Please find my below powershell script.

 //To Create Resources
 $resourceGroupName = "demoesprg"
 New-AzureRmResourceGroup -Name $resourceGroupName -Location "East US 2"
 $dataLakeStoreName = "demoespdls"
 New-AzureRmDataLakeStoreAccount -ResourceGroupName $resourceGroupName -Name $dataLakeStoreName -Location "East US 2"
 Test-AzureRmDataLakeStoreAccount -Name $dataLakeStoreName
 $myrootdir = "/"
 New-AzureRmDataLakeStoreItem -Folder -AccountName $dataLakeStoreName -Path $myrootdir/clusters/demoespcluster

 $templatefilepath = "C:\Azure-saml\template.json"
 $SSHpass = ConvertTo-SecureString -String "Demoesp1234$" -AsPlainText -Force

  //Create .pfx certificate
 $certFolder = "C:\Azure-saml\certs"
 $certFilePath = "$certFolder\demoespcert.pfx"
 $certStartDate = (Get-Date).Date
 $certStartDateStr = $certStartDate.ToString("MM/dd/yyyy")
 $certEndDate = $certStartDate.AddYears(1)
 $certEndDateStr = $certEndDate.ToString("MM/dd/yyyy")
 $certName = "demoespcert"
 $certPassword = "democert123$"
 $certPasswordSecureString = ConvertTo-SecureString $certPassword -AsPlainText -Force 
 $cert = New-SelfSignedCertificate -DnsName $certName -CertStoreLocation cert:\CurrentUser\My 
 $certThumbprint = $cert.Thumbprint
 $cert = (Get-ChildItem -Path cert:\CurrentUser\My\$certThumbprint) 
 Export-PfxCertificate -Cert $cert -FilePath $certFilePath -Password $certPasswordSecureString 
 $certificatePFX = New-Object System.Security.Cryptography.X509Certificates.X509Certificate2($certFilePath, $certPasswordSecureString)
 $credential = [System.Convert]::ToBase64String($certificatePFX.GetRawCertData())
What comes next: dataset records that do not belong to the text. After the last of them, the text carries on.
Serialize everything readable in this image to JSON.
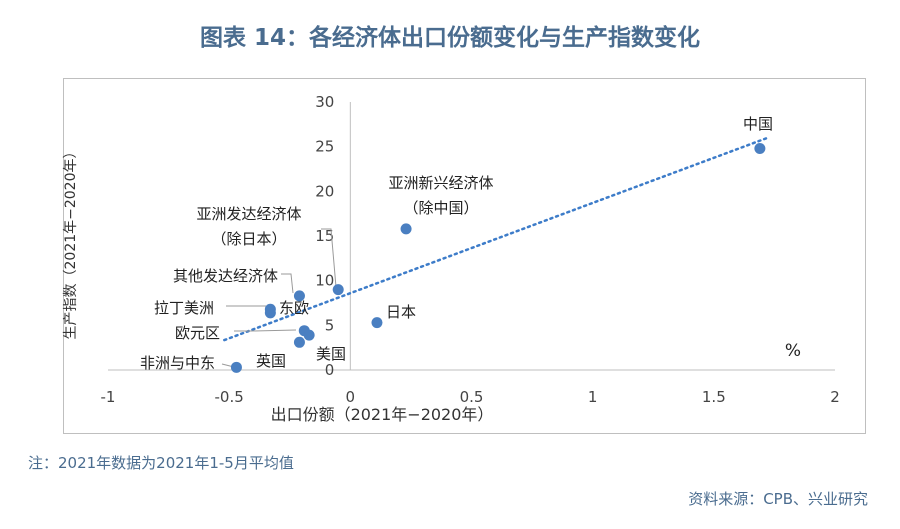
{
  "title": "图表 14：各经济体出口份额变化与生产指数变化",
  "note": "注：2021年数据为2021年1-5月平均值",
  "source": "资料来源：CPB、兴业研究",
  "colors": {
    "point": "#4a7fc1",
    "trend": "#3d7cc9",
    "axis": "#bfbfbf",
    "title": "#4a6c8f"
  },
  "chart_data": {
    "type": "scatter",
    "title": "图表 14：各经济体出口份额变化与生产指数变化",
    "xlabel": "出口份额（2021年−2020年）",
    "ylabel": "生产指数（2021年−2020年）",
    "unit_label": "%",
    "xlim": [
      -1,
      2
    ],
    "ylim": [
      0,
      30
    ],
    "x_ticks": [
      -1,
      -0.5,
      0,
      0.5,
      1,
      1.5,
      2
    ],
    "y_ticks": [
      0,
      5,
      10,
      15,
      20,
      25,
      30
    ],
    "grid": false,
    "trendline": {
      "style": "dotted",
      "slope": 10.1,
      "intercept": 8.6
    },
    "points": [
      {
        "label": "中国",
        "x": 1.69,
        "y": 24.8
      },
      {
        "label": "亚洲新兴经济体（除中国）",
        "x": 0.23,
        "y": 15.8
      },
      {
        "label": "亚洲发达经济体（除日本）",
        "x": -0.05,
        "y": 9.0
      },
      {
        "label": "日本",
        "x": 0.11,
        "y": 5.3
      },
      {
        "label": "其他发达经济体",
        "x": -0.21,
        "y": 8.3
      },
      {
        "label": "拉丁美洲",
        "x": -0.33,
        "y": 6.8
      },
      {
        "label": "东欧",
        "x": -0.33,
        "y": 6.4
      },
      {
        "label": "欧元区",
        "x": -0.19,
        "y": 4.4
      },
      {
        "label": "美国",
        "x": -0.17,
        "y": 3.9
      },
      {
        "label": "英国",
        "x": -0.21,
        "y": 3.1
      },
      {
        "label": "非洲与中东",
        "x": -0.47,
        "y": 0.3
      }
    ]
  }
}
 //create ActiceDriectory Application
 $application = New-AzureRmADApplication `
     -DisplayName "ESPSPN" `
     -HomePage "https://demoespcluster.hdinsight.net" `
     -IdentifierUris "https://demoespcluster.hdinsight.net" `
     -CertValue $credential  `
     -StartDate $certificatePFX.NotBefore  `
     -EndDate $certificatePFX.NotAfter 
 Start-Sleep -Seconds 20

 //Create Service Principla
 $applicationId = $application.ApplicationId
 $servicePrincipal = New-AzureRmADServicePrincipal -ApplicationId $applicationId
 $objectId = $servicePrincipal.Id

 //Assign Permissions
 Set-AzureRmDataLakeStoreItemAclEntry -AccountName $dataLakeStoreName -Path / -AceType User -Id $objectId -Permissions All
 Set-AzureRmDataLakeStoreItemAclEntry -AccountName $dataLakeStoreName -Path /clusters -AceType User -Id $objectId -Permissions All
 Set-AzureRmDataLakeStoreItemAclEntry -AccountName $dataLakeStoreName -Path /clusters/demoespcluster -AceType User -Id $objectId -Permissions All


 //Execute Scripts
 $tenantID = (Get-AzureRmContext).Tenant.TenantId
 $secureCert = [System.Convert]::ToBase64String((Get-Content $certFilePath -Encoding Byte))
 //$dsecureCert = ConvertTo-SecureString $secureCert -AsPlainText -Force

 New-AzureRmResourceGroupDeployment `
    -ResourceGroupName $resourceGroupName `
    -TemplateFile $templatefilepath `
    -identityCertificate $secureCert `
    -identityCertificatePassword $certPasswordSecureString `
    -clusterName  $certName `
    -clusterLoginPassword $SSHpass `
    -sshPassword $SSHpass `
    -servicePrincipalApplicationId $applicationId

Error:

New-AzureRmResourceGroupDeployment : 11:15:00 PM - DeploymentDocument 'AmbariConfiguration_1_7' failed the validation. Error: 'Error while getting access to the datalake storage account demoespdls: Access denied.

What Am i missing here?

UPDATE: The Script is right but my self signed certificate had a problem. Once used a valid certificate, I was able to create the cluster successfully!! Thanks.